China may soon introduce fresh regulations to govern the operations of cryptocurrency exchange and trading platforms. Read more…
Many issues face the cryptocurrency market in China, and it may only worsen. As Bitcoin exchanges and trading platforms in the region struggle to comply with the central bank’s policies, there are signs of more roadblocks appearing in the near future.
It all started with the People’s Bank of China’s sudden inspection of Bitcoin platforms to check unfair practices. The move, which was first hailed as the government’s initiative to protect investors’ interests soon turned into the government’s way of tightening its control over the country’s cryptocurrency market.

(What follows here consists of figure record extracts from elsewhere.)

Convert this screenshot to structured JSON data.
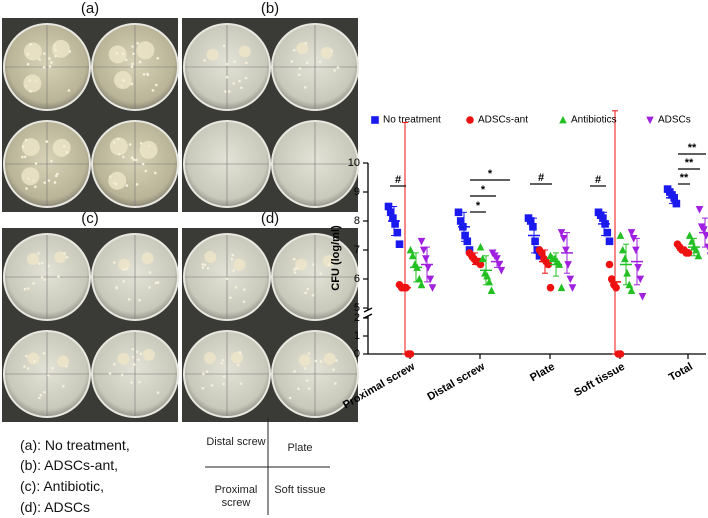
{
  "panels": [
    {
      "label": "(a)"
    },
    {
      "label": "(b)"
    },
    {
      "label": "(c)"
    },
    {
      "label": "(d)"
    }
  ],
  "caption": [
    "(a): No treatment,",
    "(b): ADSCs-ant,",
    "(c): Antibiotic,",
    "(d): ADSCs"
  ],
  "layout_key": {
    "top_left": "Distal screw",
    "top_right": "Plate",
    "bottom_left": "Proximal screw",
    "bottom_right": "Soft tissue"
  },
  "chart_data": {
    "type": "strip",
    "y_label": "CFU (log/ml)",
    "categories": [
      "Proximal screw",
      "Distal screw",
      "Plate",
      "Soft tissue",
      "Total"
    ],
    "ylim": [
      0,
      10
    ],
    "y_break": [
      2,
      5
    ],
    "yticks": [
      0,
      1,
      2,
      5,
      6,
      7,
      8,
      9,
      10
    ],
    "series": [
      {
        "name": "No treatment",
        "color": "#1a1aee",
        "marker": "square",
        "values": [
          [
            8.5,
            8.3,
            8.1,
            7.9,
            7.6,
            7.2
          ],
          [
            8.3,
            8.0,
            7.8,
            7.5,
            7.3,
            7.0
          ],
          [
            8.1,
            8.0,
            7.8,
            7.3,
            7.0,
            6.8
          ],
          [
            8.3,
            8.2,
            8.1,
            7.9,
            7.6,
            7.3
          ],
          [
            9.1,
            9.0,
            8.9,
            8.8,
            8.6
          ]
        ],
        "means": [
          8.0,
          7.8,
          7.5,
          7.9,
          8.8
        ],
        "errors": [
          0.5,
          0.5,
          0.6,
          0.4,
          0.2
        ]
      },
      {
        "name": "ADSCs-ant",
        "color": "#ee1111",
        "marker": "circle",
        "values": [
          [
            5.8,
            5.7,
            5.7,
            5.7,
            0,
            0
          ],
          [
            6.9,
            6.8,
            6.7,
            6.6,
            6.6,
            6.5
          ],
          [
            7.0,
            6.9,
            6.7,
            6.6,
            6.5,
            5.7
          ],
          [
            6.5,
            6.0,
            5.8,
            5.7,
            0,
            0
          ],
          [
            7.2,
            7.1,
            7.0,
            7.0,
            6.9,
            6.9
          ]
        ],
        "means": [
          5.7,
          6.7,
          6.6,
          5.9,
          7.0
        ],
        "errors": [
          5.7,
          0.2,
          0.4,
          5.9,
          0.1
        ]
      },
      {
        "name": "Antibiotics",
        "color": "#22c022",
        "marker": "triangle-up",
        "values": [
          [
            7.0,
            6.8,
            6.5,
            6.4,
            6.0,
            5.8
          ],
          [
            7.1,
            6.7,
            6.2,
            6.1,
            5.9,
            5.6
          ],
          [
            6.8,
            6.7,
            6.7,
            6.6,
            6.5,
            5.7
          ],
          [
            7.5,
            7.0,
            6.7,
            6.2,
            5.8,
            5.6
          ],
          [
            7.5,
            7.3,
            7.1,
            7.0,
            6.8
          ]
        ],
        "means": [
          6.4,
          6.3,
          6.5,
          6.5,
          7.1
        ],
        "errors": [
          0.5,
          0.5,
          0.4,
          0.7,
          0.3
        ]
      },
      {
        "name": "ADSCs",
        "color": "#a020e0",
        "marker": "triangle-down",
        "values": [
          [
            7.3,
            7.0,
            6.7,
            6.4,
            6.0,
            5.7
          ],
          [
            6.9,
            6.8,
            6.7,
            6.5,
            6.3
          ],
          [
            7.6,
            7.4,
            7.0,
            6.5,
            6.0,
            5.7
          ],
          [
            7.6,
            7.4,
            7.0,
            6.4,
            6.0,
            5.4
          ],
          [
            8.4,
            7.8,
            7.7,
            7.5,
            7.1,
            6.8
          ]
        ],
        "means": [
          6.5,
          6.6,
          6.9,
          6.6,
          7.6
        ],
        "errors": [
          0.6,
          0.2,
          0.7,
          0.8,
          0.5
        ]
      }
    ],
    "annotations": [
      "#",
      "*",
      "*",
      "*",
      "#",
      "#",
      "**",
      "**",
      "**"
    ]
  }
}
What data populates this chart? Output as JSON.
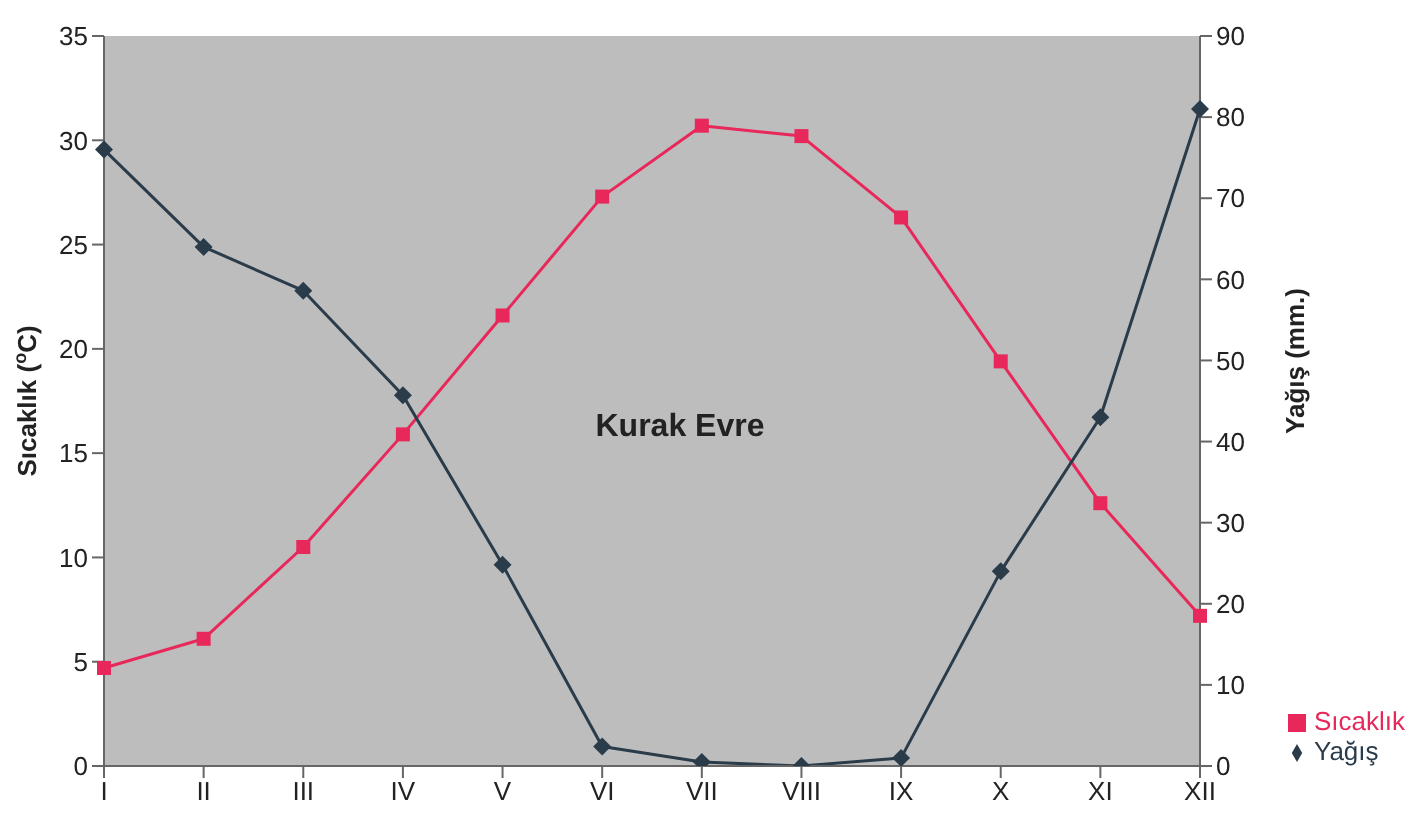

China has been one of the biggest Bitcoin markets with huge trade volumes, enough to influence the global prices. Also, the country’s mining community has a considerable bearing on the Bitcoin network itself. The crackdown has resulted in drastic changes to the functioning of the cryptocurrency market in the country. Exchanges and trading platforms were forced to stop offering leveraged trading and borrowing services, leading to falling trade volumes.
Now, with new compliance requirements, traders are left with no way to withdraw their cryptocurrency balances from the Bitcoin platforms. The hopes of China recognizing Bitcoin as a currency fell after the recent message by the Chairman of PBOC’s Operations Office Zhou Xuedong. Xuedong indicated that the regulatory bodies in the country are planning to introduce a series of regulations that could further hamper the use of Bitcoin and other cryptocurrencies in the region.
According to Xuedong, the Bitcoin platforms operating in the country have to receive clearance and approvals from not just the PBOC but also the securities regulator and State Council to run full-fledged exchange services. Unless these approvals are received (which is highly unlikely), they will just be online platforms. However, it is not clear how that will legally affect the operations of the existing platforms in the country.
The recent development suggests that the limitations imposed by China’s cryptocurrency platforms on their users are likely to remain for much longer than earlier anticipation. Few of the leading crypto-platforms have already extended their Bitcoin withdrawal limitations.
Bitcoin, on the other hand, seems to be unperturbed by these developments as the price continues to hold steady, except for some volatility that fell within limits. Neither the Chinese scenario nor the rejection of Bitcoin ETF by the US SEC seems to have had the expected impact on the cryptocurrency’s price.